Cochrane’s doctoral student Chris Moran of Rapid City, who has worked on these projects, recently received a NASA Earth and Space Science Fellowship to determine how long these fire management treatments are effective.

The research also involves experts from the U.S. Forest Service and the U.S. Geological Survey Center for Earth Resources Observation and Science (EROS).

First, the researchers gathered data on hundreds of large wildfires over the last 10 years through a project at EROS that monitors the severity of these fires. Then Cochrane and his team spent several years calling U.S. Forest Service managers to collect statistics and spatial data on what types of treatments were applied in the burned areas and when. This allowed them to document burn severity for thousands of treatments applied to areas affected by more than 630 wildfires nationwide during the last decade.

“Fires are so variable,” Cochrane says. “We needed enough statistical power to say something more quantitative.”

In addition, Cochrane and senior scientist Michael Wimberly visited selected burn sites to compare treated and untreated landscapes— side by side.

“We could see the treatment and measure how different the fire severity was,” says Cochrane.

Based on this work, Cochrane and his team will be able to provide regional guidance as to which types of treatments work better than others and how long they will function. This is crucial information for forest and land managers.

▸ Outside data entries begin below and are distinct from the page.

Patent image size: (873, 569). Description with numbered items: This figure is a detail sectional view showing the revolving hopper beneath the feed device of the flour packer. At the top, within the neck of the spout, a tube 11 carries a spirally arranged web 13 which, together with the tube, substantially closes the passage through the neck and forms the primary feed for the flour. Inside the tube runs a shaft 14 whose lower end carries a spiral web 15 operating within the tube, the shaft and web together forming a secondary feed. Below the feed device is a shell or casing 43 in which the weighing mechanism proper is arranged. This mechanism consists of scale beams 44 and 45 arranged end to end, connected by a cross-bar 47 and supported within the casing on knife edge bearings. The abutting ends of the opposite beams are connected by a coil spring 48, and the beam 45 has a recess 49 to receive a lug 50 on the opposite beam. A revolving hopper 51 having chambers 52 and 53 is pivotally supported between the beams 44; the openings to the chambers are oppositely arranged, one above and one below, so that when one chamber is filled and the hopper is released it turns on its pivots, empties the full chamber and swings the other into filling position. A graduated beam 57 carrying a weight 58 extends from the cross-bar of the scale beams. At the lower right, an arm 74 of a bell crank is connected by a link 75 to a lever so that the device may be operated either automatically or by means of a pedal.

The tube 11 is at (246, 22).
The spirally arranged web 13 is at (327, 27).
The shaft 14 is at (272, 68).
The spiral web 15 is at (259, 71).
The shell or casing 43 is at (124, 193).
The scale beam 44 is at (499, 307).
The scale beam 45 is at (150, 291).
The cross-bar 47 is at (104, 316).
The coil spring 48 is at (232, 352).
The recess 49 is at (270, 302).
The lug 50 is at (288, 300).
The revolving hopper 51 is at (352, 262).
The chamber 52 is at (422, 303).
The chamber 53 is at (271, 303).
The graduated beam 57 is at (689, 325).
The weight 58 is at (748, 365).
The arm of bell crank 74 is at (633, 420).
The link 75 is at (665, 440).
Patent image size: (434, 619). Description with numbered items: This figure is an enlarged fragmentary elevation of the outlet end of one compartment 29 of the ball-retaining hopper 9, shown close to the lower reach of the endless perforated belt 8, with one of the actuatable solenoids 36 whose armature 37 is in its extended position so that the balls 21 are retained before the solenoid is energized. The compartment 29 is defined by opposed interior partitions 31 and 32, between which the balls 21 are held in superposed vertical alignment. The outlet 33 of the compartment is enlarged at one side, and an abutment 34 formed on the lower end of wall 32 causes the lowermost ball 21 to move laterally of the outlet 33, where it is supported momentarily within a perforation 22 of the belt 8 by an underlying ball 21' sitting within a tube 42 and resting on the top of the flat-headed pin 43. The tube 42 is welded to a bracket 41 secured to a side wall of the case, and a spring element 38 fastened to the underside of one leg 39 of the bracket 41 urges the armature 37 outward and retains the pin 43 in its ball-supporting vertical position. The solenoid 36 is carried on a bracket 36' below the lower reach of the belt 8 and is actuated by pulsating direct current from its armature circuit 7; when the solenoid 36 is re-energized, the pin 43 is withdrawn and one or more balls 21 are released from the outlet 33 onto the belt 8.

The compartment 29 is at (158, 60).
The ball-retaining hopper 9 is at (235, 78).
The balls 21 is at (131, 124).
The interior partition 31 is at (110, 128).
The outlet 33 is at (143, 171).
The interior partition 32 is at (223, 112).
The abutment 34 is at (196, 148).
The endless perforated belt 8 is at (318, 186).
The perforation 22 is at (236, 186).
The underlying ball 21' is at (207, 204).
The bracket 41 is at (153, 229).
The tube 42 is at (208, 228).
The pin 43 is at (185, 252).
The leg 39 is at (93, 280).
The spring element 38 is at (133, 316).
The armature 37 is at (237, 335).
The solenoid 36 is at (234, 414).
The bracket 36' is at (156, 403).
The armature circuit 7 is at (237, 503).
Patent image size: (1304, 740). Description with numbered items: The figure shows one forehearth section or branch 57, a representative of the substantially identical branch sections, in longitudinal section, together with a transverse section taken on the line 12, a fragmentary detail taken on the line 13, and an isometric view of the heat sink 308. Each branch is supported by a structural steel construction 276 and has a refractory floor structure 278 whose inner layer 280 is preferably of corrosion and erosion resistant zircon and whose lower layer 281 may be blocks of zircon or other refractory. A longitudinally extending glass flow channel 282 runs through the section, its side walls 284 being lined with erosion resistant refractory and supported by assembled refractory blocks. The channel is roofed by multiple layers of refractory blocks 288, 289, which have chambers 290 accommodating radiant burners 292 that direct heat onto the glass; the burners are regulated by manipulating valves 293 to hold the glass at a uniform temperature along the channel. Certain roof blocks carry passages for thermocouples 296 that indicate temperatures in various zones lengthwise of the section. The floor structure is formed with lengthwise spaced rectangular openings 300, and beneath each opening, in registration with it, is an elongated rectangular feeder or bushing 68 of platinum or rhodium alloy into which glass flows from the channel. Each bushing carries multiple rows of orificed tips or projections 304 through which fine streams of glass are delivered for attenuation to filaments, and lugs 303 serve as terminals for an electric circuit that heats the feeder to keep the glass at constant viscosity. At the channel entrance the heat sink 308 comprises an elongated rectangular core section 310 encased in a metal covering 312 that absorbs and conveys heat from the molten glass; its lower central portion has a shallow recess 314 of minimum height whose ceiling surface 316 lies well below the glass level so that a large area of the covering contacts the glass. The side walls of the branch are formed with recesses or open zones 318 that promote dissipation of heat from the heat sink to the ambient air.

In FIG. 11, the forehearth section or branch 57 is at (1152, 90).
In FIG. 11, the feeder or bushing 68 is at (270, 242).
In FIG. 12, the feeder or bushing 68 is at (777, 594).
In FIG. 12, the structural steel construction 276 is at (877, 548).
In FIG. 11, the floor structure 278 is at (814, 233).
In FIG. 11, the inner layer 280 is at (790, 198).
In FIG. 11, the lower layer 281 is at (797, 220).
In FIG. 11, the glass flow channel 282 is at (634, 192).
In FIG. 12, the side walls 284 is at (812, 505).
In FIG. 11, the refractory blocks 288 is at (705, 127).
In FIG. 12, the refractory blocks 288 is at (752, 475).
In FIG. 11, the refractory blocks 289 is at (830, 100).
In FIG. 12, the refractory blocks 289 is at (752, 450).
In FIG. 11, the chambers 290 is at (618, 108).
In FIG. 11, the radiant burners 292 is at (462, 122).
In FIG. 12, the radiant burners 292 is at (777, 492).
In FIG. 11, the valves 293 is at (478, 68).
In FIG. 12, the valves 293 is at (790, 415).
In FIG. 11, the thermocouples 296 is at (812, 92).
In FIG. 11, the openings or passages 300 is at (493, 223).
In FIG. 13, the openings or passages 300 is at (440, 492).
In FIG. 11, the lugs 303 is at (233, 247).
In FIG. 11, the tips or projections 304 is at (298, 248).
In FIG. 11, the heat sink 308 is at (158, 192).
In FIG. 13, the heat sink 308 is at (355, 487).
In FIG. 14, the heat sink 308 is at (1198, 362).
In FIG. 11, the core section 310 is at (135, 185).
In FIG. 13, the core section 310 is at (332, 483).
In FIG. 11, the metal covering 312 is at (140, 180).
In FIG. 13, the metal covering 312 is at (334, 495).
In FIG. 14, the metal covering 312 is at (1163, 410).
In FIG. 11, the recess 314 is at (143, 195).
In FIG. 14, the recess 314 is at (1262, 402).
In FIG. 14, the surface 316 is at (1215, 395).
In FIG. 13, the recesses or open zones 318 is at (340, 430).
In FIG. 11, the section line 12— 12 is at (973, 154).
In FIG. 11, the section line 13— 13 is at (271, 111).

“We can provide information on which tools in their tool box are working best to achieve their goals,” Cochrane explains.

Simulating wildfires

However, the researchers still couldn’t say for certain that a specific treatment actually helped prevent the spread of fire. To do that, they used the data on the fuels, landscape, treatments and weather conditions along with the physics of how fire burns to construct a computer simulation of the actual wildfire.

“We get a simulation to mimic the real fire fairly closely, and then we take the treatments out of the landscape and run the same simulation,” Cochrane says. He and his team run up to 60 simulations of a single fire with and without treatment, even taking into account sparks that ignite spot fires.

Through this modeling, the researchers can describe how a specific treatment in a particular area changed the probability of a fire happening, Cochrane explains. “If treatments are strategically placed, we can protect areas of value.”

This wildfire research will help forest managers allocate their resources wisely to produce healthier forests, support wildlife and protect human beings.